Realitas di lapangan menunjukkan bahwa banyak orang secara matematis
tidak memiliki cukup uang tetapi jalan menuju haji banyak jalan yang
didapatinya karena tekad dan keinginannya yang demikian kuat.
Syarat
mampu sebagaimana firman Allah: "Karena Allah diwajibkan kepada manusia
melaksanakan ibadah haji ke Baitullah yaitu bagi orang-orang yang
mampu." (QS Ali Imran, [3]: 97). Ayat ini sama sekali tidak menyinggung
dari mana kemampuan itu didapat. Yang paling mendasar ditawarkan oleh
ayat di atas adalah prinsip karena Allah itulah yang mendasari tekad
menuju Baitullah.Ibadah haji tidak hanya menjadi penyempurna rukun Islam yang mengisyaratkan pelakunya menata secara baik rukun-rukun Islam yang lain, akan tetapi tanah suci yang menjadi tempat hadirnya tamu Allah secara sadar ingin memenuhi undangannya dengan ungkapan talbiah.
Tamu-tamu Allah itu hadir dengan latar belakang perbedaan yang multimacam dan semuanya harus lebur dalam suasana mencari pelayanan Sang Kekasih dan keridhaan-Nya. Pelayanan Sang Kekasih terhadap tamu-tamu-Nya yang hadir sangat bergantung pada bekal ketakwaan yang dibawa atau justru kemusyrikan.
Karena itu, seorang tokoh sufi pernah berkata: "Orang yang paling (sunyi) adalah orang yang datang ke rumah kekasih tanpa kekasih. Ia tidak lebih baik dari orang-orang yang tidak hadir ke tanah suci tetapi setiap saat Allah hadir menyertainya di manapun berada."
Ibadah haji sesungguhnya merupakan peluang seseorang menyempurnakan pengalaman spiritual dan sosialnya serta juga memantapkan keyakinan atas ganjaran kebaikan dan sanksi keburukan. Ibadah haji merupakan peluang bagi seseorang untuk bisa berdoa secara khusyuk di tempat-tempat makbul, baik di Makkah maupun di Madinah.

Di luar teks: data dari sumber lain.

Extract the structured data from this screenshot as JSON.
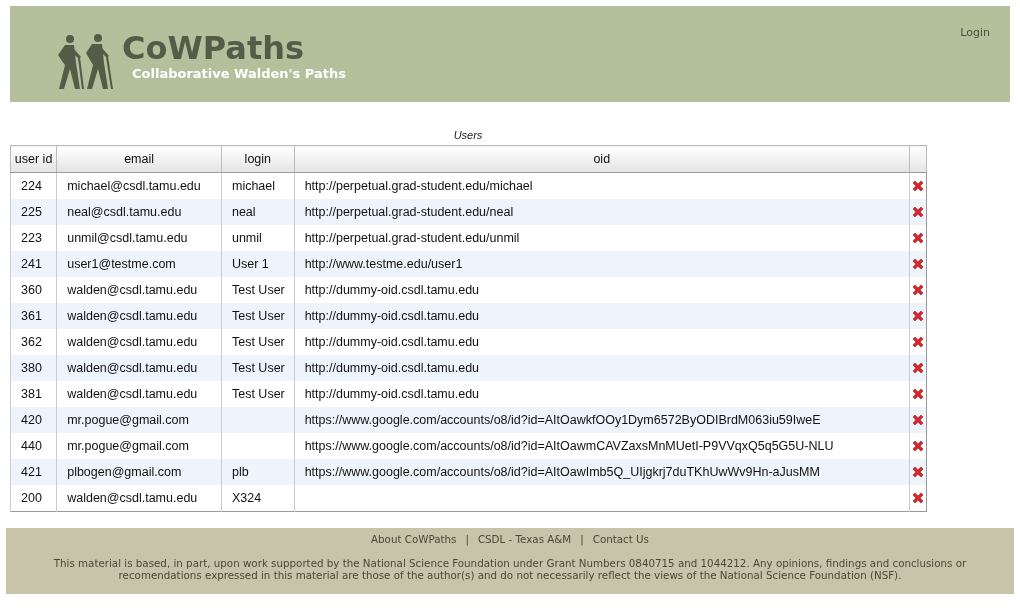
{
  "header": {
    "title": "CoWPaths",
    "subtitle": "Collaborative Walden's Paths",
    "login": "Login"
  },
  "table": {
    "caption": "Users",
    "columns": [
      "user id",
      "email",
      "login",
      "oid"
    ],
    "rows": [
      {
        "user_id": "224",
        "email": "michael@csdl.tamu.edu",
        "login": "michael",
        "oid": "http://perpetual.grad-student.edu/michael"
      },
      {
        "user_id": "225",
        "email": "neal@csdl.tamu.edu",
        "login": "neal",
        "oid": "http://perpetual.grad-student.edu/neal"
      },
      {
        "user_id": "223",
        "email": "unmil@csdl.tamu.edu",
        "login": "unmil",
        "oid": "http://perpetual.grad-student.edu/unmil"
      },
      {
        "user_id": "241",
        "email": "user1@testme.com",
        "login": "User 1",
        "oid": "http://www.testme.edu/user1"
      },
      {
        "user_id": "360",
        "email": "walden@csdl.tamu.edu",
        "login": "Test User",
        "oid": "http://dummy-oid.csdl.tamu.edu"
      },
      {
        "user_id": "361",
        "email": "walden@csdl.tamu.edu",
        "login": "Test User",
        "oid": "http://dummy-oid.csdl.tamu.edu"
      },
      {
        "user_id": "362",
        "email": "walden@csdl.tamu.edu",
        "login": "Test User",
        "oid": "http://dummy-oid.csdl.tamu.edu"
      },
      {
        "user_id": "380",
        "email": "walden@csdl.tamu.edu",
        "login": "Test User",
        "oid": "http://dummy-oid.csdl.tamu.edu"
      },
      {
        "user_id": "381",
        "email": "walden@csdl.tamu.edu",
        "login": "Test User",
        "oid": "http://dummy-oid.csdl.tamu.edu"
      },
      {
        "user_id": "420",
        "email": "mr.pogue@gmail.com",
        "oid": "https://www.google.com/accounts/o8/id?id=AItOawkfOOy1Dym6572ByODIBrdM063iu59IweE"
      },
      {
        "user_id": "440",
        "email": "mr.pogue@gmail.com",
        "oid": "https://www.google.com/accounts/o8/id?id=AItOawmCAVZaxsMnMUetI-P9VVqxQ5q5G5U-NLU"
      },
      {
        "user_id": "421",
        "email": "plbogen@gmail.com",
        "login": "plb",
        "oid": "https://www.google.com/accounts/o8/id?id=AItOawImb5Q_UIjgkrj7duTKhUwWv9Hn-aJusMM"
      },
      {
        "user_id": "200",
        "email": "walden@csdl.tamu.edu",
        "login": "X324"
      }
    ]
  },
  "footer": {
    "links": [
      "About CoWPaths",
      "CSDL - Texas A&M",
      "Contact Us"
    ],
    "separator": "|",
    "notice": "This material is based, in part, upon work supported by the National Science Foundation under Grant Numbers 0840715 and 1044212. Any opinions, findings and conclusions or recomendations expressed in this material are those of the author(s) and do not necessarily reflect the views of the National Science Foundation (NSF)."
  }
}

Ibadah haji adalah peluang perenungan perjalanan hidup seseorang hingga kesadaran paling dalam terekspresikan, sehingga diharapkan kesadaran beragama pada tingkat ritual dan sosial meningkat. Oleh karena itu, jika dipertanyakan sisi positif dari ibadah haji, terutama tingkat kuantitatif pesertanya, boleh jadi karena bekal ketakwaan yang dibawa oleh jamaah haji sangat minim dan kering. Tetapi, bukan berarti tidak punya nilai positif, baik secara individual maupun secara kolektif, dinyatakan dalam hadis Nabi: "Haji mabrur balasannya adalah surga."
Hadis tersebut mengisyarakatkan bahwa tuntutan ibadah haji terletak pada kemabrurannya. Kemabruran haji ditandai oleh pemahaman terhadap simbol-simbol ritual haji yang ekspresinya muncul dalam kehidupan ber-hablum minan nas dan hamblum minalllah lebih baik. Kemabruran haji dapat dilihat pascahaji di mana indikator-indikator positif bertambah dan meningkat. Komitmen untuk menegakkan agama meningkat baik pada dirinya maupun pada orang-orang yang menjadi tanggung jawabnya.
Kebersihan berusaha dalam mencari kehidupan pun terlahir sehingga harta yang dicarinya berujung pada keramahan dan keharmonisan sebagai makna simbol dari jamaah haji yang sa'i. Selanjutnya, lewat melempar jumrah juga akan lahir kemauan untuk membuang jauh-jauh sifat-sifat kehewanan dan nafsu syaithaniyyah yang selalu mengerumuni putaran kehidupan ini. Semoga peluang ibadah haji tidak tersia-siakan.